The Thrashers are having trouble scoring goals -- even when the puck ends up in the back of the net.

After having an apparent game-tying goal disallowed, the Thrashers dropped a 2-1 decision to Nashville on Tuesday night. It was the third consecutive loss for the Thrashers -- now 28-27-10, 66 points -- and another damaging blow in the team’s playoff race. Atlanta remains in 10th place in the Eastern Conference, behind the ninth-place New York Rangers by a point and the eighth-place tie between Boston and Montreal by four points.

Trailing by a goal with 6:45 left in the second period, Evgeny Artyukhin slid a puck in front of the net, and Chris Thorburn appeared to knock it past Predators goaltender Dan Ellis. However the official ruled that Thorburn, who was standing in the crease, did not allow Ellis to play the puck and nullified the goal.

“I don’t know if I hit the goalie or not, but he said it was goalie interference,” Thorburn said. “It’s unfortunate. We are having a tough time trying to score goals. I was just trying to crash the net. I don’t think it was goalie interference, but I haven’t seen the tape.”

Thrashers coach John Anderson said he was unsure just why the goal was waved off.
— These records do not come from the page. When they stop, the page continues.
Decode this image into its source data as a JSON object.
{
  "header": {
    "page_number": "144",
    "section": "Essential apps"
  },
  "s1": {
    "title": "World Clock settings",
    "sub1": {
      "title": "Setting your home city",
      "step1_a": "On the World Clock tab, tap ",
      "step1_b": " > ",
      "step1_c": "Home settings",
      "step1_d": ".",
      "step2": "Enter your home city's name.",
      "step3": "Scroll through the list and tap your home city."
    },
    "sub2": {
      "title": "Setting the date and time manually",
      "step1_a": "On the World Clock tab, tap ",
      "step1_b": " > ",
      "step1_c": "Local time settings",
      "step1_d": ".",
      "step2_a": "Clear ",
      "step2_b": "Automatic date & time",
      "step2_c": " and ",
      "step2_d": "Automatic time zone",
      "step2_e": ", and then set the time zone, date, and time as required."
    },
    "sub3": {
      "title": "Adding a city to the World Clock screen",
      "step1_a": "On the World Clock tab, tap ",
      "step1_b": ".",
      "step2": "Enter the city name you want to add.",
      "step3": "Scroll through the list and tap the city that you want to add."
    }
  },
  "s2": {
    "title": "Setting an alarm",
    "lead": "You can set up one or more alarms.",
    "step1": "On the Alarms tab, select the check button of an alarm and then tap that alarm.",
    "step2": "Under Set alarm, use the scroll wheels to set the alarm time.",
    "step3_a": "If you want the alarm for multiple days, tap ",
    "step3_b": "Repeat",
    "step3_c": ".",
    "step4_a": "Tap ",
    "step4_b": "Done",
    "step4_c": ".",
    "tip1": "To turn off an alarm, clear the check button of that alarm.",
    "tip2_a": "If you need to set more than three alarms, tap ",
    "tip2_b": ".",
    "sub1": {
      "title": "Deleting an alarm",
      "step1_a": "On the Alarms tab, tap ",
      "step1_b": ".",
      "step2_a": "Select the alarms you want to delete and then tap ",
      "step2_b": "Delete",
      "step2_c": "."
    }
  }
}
“How many goals have you seen go in like that against us?” Anderson said. “I’m very, very disappointed. I’m going to have to ask the league about it because I don’t understand what the call was. Was it goaltender interference? Then why didn’t we have a penalty? I don’t get the call, and I’m very disappointed in that. I don’t get the call. I didn’t like it.”

The Predators jumped out early with two first-period goals -- one gift-wrapped.
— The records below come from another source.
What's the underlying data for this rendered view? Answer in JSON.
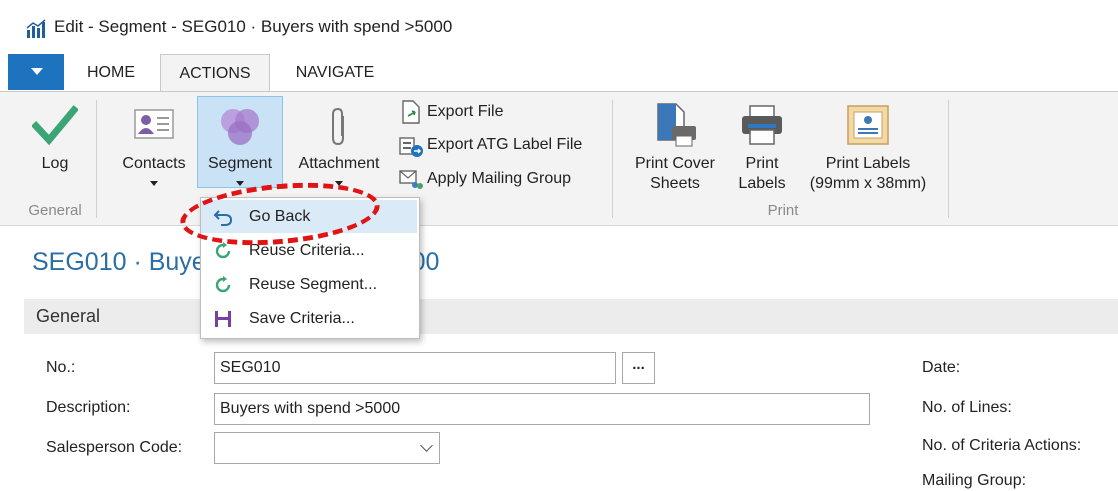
{
  "window": {
    "title": "Edit - Segment - SEG010 · Buyers with spend >5000"
  },
  "tabs": [
    {
      "label": "HOME"
    },
    {
      "label": "ACTIONS"
    },
    {
      "label": "NAVIGATE"
    }
  ],
  "ribbon": {
    "general": {
      "group_label": "General",
      "log_label": "Log"
    },
    "contacts_label": "Contacts",
    "segment_label": "Segment",
    "attachment_label": "Attachment",
    "export_file_label": "Export File",
    "export_atg_label": "Export ATG Label File",
    "apply_mailing_label": "Apply Mailing Group",
    "print": {
      "group_label": "Print",
      "cover_line1": "Print Cover",
      "cover_line2": "Sheets",
      "labels_line1": "Print",
      "labels_line2": "Labels",
      "labels99_line1": "Print Labels",
      "labels99_line2": "(99mm x 38mm)"
    }
  },
  "segment_menu": {
    "items": [
      {
        "label": "Go Back",
        "icon": "undo-arrow-icon"
      },
      {
        "label": "Reuse Criteria...",
        "icon": "reuse-criteria-icon"
      },
      {
        "label": "Reuse Segment...",
        "icon": "reuse-segment-icon"
      },
      {
        "label": "Save Criteria...",
        "icon": "save-icon"
      }
    ]
  },
  "page": {
    "title_left": "SEG010 · Buye",
    "title_right": "000",
    "section": "General"
  },
  "form": {
    "no_label": "No.:",
    "no_value": "SEG010",
    "dots": "...",
    "description_label": "Description:",
    "description_value": "Buyers with spend >5000",
    "salesperson_label": "Salesperson Code:",
    "salesperson_value": "",
    "date_label": "Date:",
    "lines_label": "No. of Lines:",
    "criteria_actions_label": "No. of Criteria Actions:",
    "mailing_group_label": "Mailing Group:"
  },
  "colors": {
    "accent": "#1e73be",
    "title_blue": "#2a6ea6",
    "annotation": "#e01414"
  }
}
Ryan Sutter opened the scoring with a power-play goal 4:48 into the game. He ripped a shot from the point, with Martin Erat and Patric Hornqvist in front of the net, which beat a screened goaltender Johan Hedberg.

With 1:22 left in the period, Thrashers defenseman Mark Popovic had the puck all alone and began to skate up the ice. However, the puck slid off his stick in the open ice and was intercepted by Colin Wilson right in front of Hedberg. Wilson quickly snapped a shot into the back of the net.
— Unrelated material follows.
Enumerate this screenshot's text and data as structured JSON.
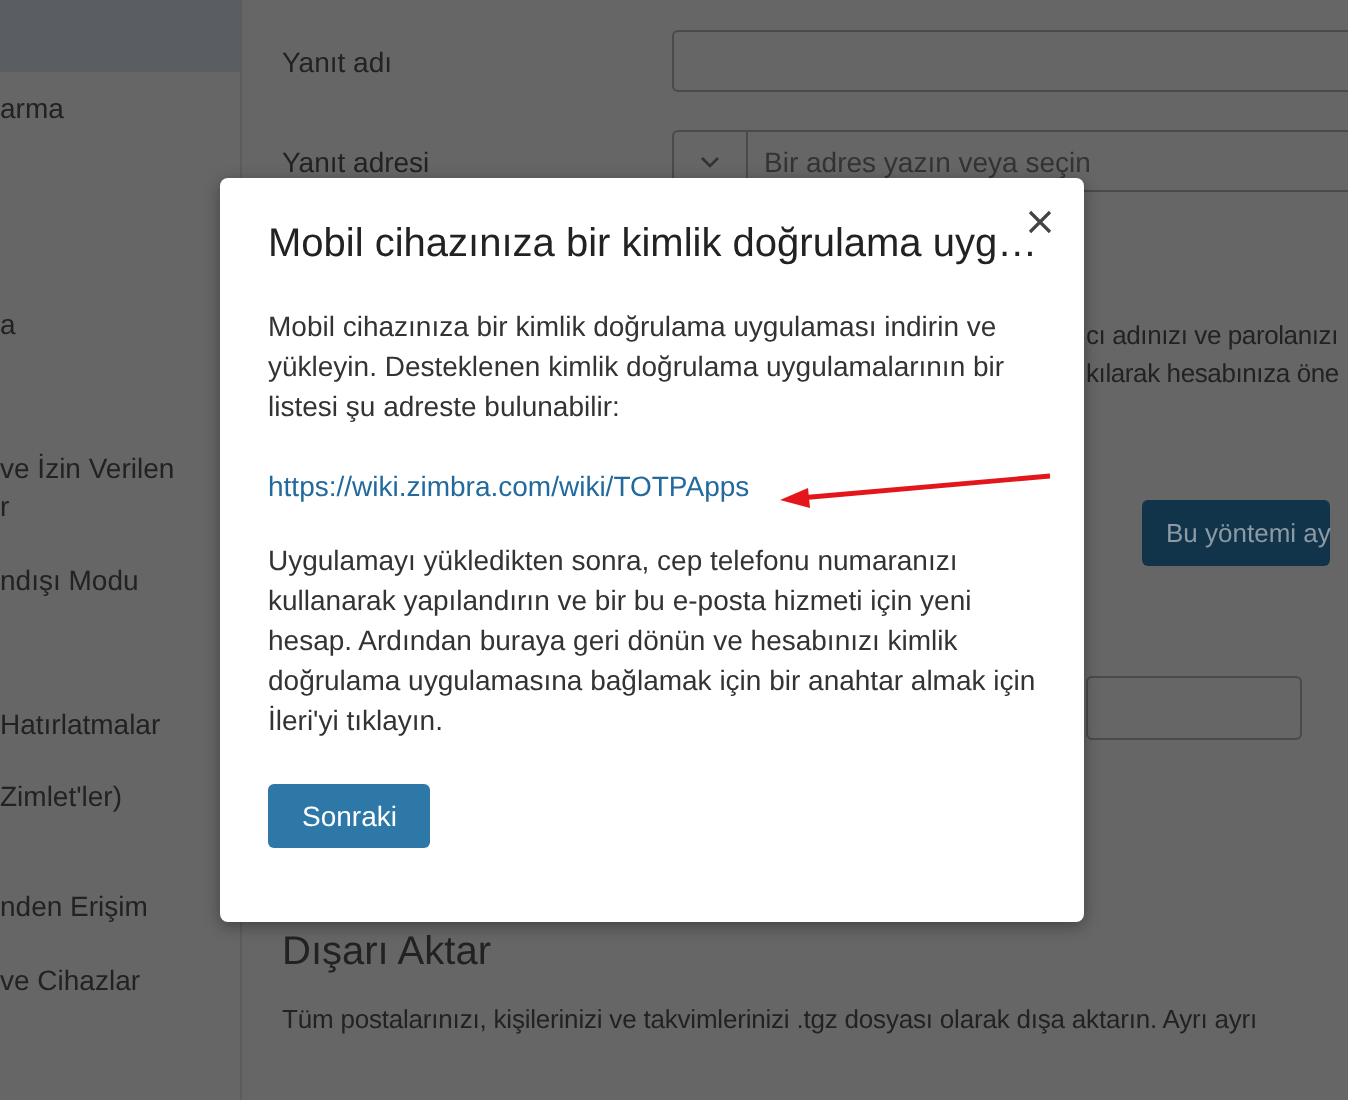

“It bounced,” Popovic said. “It happens, especially as a D-man, when it happens it’s more obvious. Just bad timing. This time of year those kinds of bounces can be the difference. I thought we played hard. We just couldn’t score on them.

“It happens to everyone. I will happen again in my career, hopefully not this year. … I’m not looking to blame that game on myself. It was a bad bounce and I’ll be ready the next time.”

The game-winning goal was just a bad break, the Thrashers said.

“It takes a bounce sometimes,” said Hedberg, who stopped 30 shots. “That’s going to happen. That’s when I need to be there to bail him out, but he got off a shot that ricochet off my stick and into the net.”

“It happens to everybody at some point,” defenseman Ron Hainsey said. “It will probably happen again. After that, everybody tried to get together to get over that bad-ice kind of play.”

The Thrashers got on the scoreboard just 29 seconds into the second period when Nik Antropov tipped a Johnny Oduya shot past Ellis. It was Antropov’s 17th goal of the season and gives him 13 points (four goals, nine assists) in the past nine games.

The Thrashers have been outscored 12-3 in the past three games. Facing a favorable March schedule, with 12 of 17 games at home, the Thrashers are 2-2 at home and 2-3 in the month.

“You have to remember that when you are a fragile team it means a lot when you get down by two goals,” Anderson said. “You kind of take a step back. We regrouped in the dressing room and we came out [in the second period] and played well after that. I don’t think we had a bad first period. They had two power plays. They had one shot, and it went in the net. When you look at our shots we had on our power play and they don’t go in. It’s a very tight game. Bounce here, bounce there and it went against us tonight.”